Home as the First Site of Care for Managing End Stage Renal Disease
Over the past decade, several countries around the world have embraced a home-first approach to managing kidney failure—in other words, they are positioning the patient’s home as the preferred initial site for dialysis. This approach has been fueled by advocacy by nephrologists and health economists and the general industry seeking access to dialysis. Within the U.S., nephrology practices are experiencing an upward shift in acceptance of home as an initial site of care for managing end stage kidney disease. The factors responsible for this shift may include the move from a fee-for-service health care payment system to value-based health care (achieving better outcomes and reducing dollars spent), emerging telehealth innovations, avoidance of tunneled central venous catheters (CVCs), focus on Medicare beneficiary engagement in dialysis modality option decisions and a continued realization that preserving residual renal function benefits mortality rates.

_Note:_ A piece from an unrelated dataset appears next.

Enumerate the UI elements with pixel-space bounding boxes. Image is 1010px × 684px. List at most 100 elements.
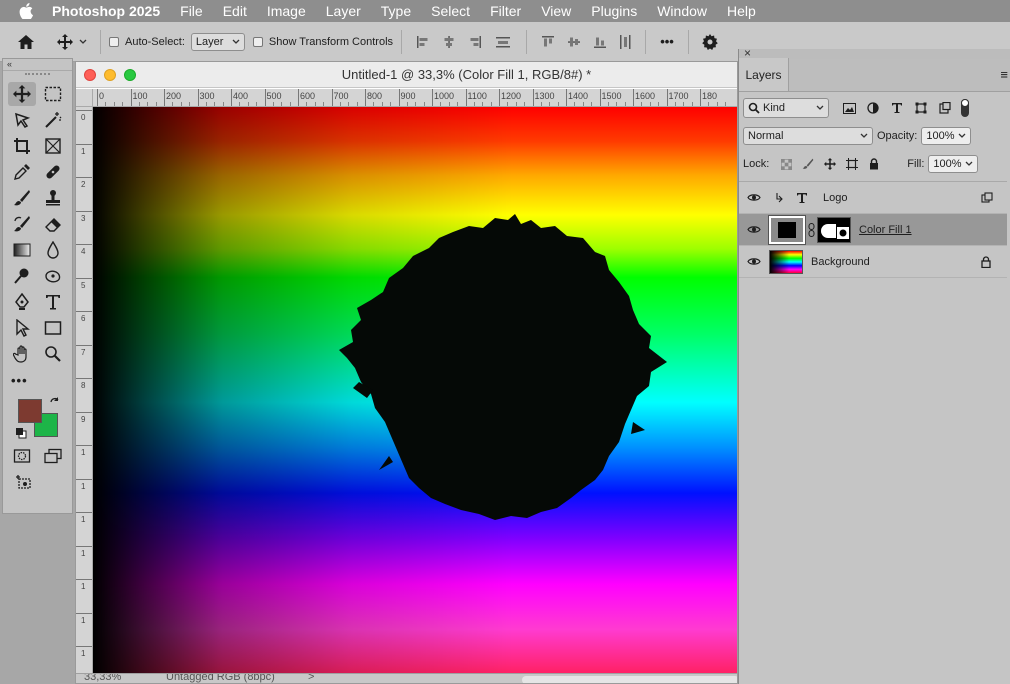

The essence of a home-first initiative, in today’s health care environment, acknowledges the following three core tenets:
- Home as the site of care has a positive impact on how a patient responds to chronic disease management
- Available telehealth technology (such as remote monitoring, video chat and messaging) can increase the sense of connection and personalization for patients caring for themselves at home
- Recognizing that residual renal function preservation matters and avoiding tunneled CVCs is critical to a patient’s survival
Establishing a home-first approach requires a shift from a one-option-cures-all mentality toward dialysis (i.e., in-center hemodialysis) to a more-personalized ESRD approach built on dialysis education and informed modality choice. Just as physicians change treatment regimens to achieve the best disease management outcomes for patients with diabetes, hypertension, congestive heart failure or asthma, they should pursue this same strategy for ESRD patients. The main steps to consider in developing a more patient-centric approach for a medical practice include:
- Constructing the list of treatment options to be considered by the patient
- Deciding on the one current treatment that aligns best with the patient’s current clinical status
- Deciding ahead of time with the patient which clinical quality markers would result in a transition to an alternate option
Education sessions play a key role in helping patients attain the comfort and confidence to choose home dialysis. In addition, it’s never been more important for nephrologists to work with their patients to jointly select the best dialysis modality (following CMS’ proposed shared decision making (SDM) model). Nephrologists continue to play a key role in dialysis selection.
The importance of treatment sequence
Consequences and complications from a treatment modality can limit the success of future treatment options—whether for alternative dialysis modalities or transplantation. The initial treatment modality plays a key role in quality outcomes and survival for the patient. The most appropriate initial and subsequent treatment selection should match the patient’s unfolding clinical course. If the current therapy is not lowering risk (related to concerns for CVC rates, residual renal function, left ventricular hypertrophy, blood pressure, phosphorous, ultrafiltration rates and vascular access preservation) patients will potentially experience an increase in their morbidity or mortality rate. During clinic visits or integrated dialysis team rounds, the care team should identify patients who have reached a transition point that warrants an alternate modality. The sequencing of these treatment options is critical to potentially lowering risk and preserving future treatment options, but it all begins with the initial modality selection.
A home-first approach captures the essence of what Stephen R. Covey so aptly wrote in the 7 Habits of Highly Effective People: For every day, task or project, “begin with the end in mind.” In other words, with ESRD, begin with the optimal outcome in mind. Selecting the correct initial option is not important for only today but also for tomorrow. Practices should ensure the infrastructure is in place to educate patients, help patients make informed choices, develop capacity to build an urgent-start program to avoid tunneled CVCs and champion a home-first approach with the goal of achieving the longest-lasting quality outcomes.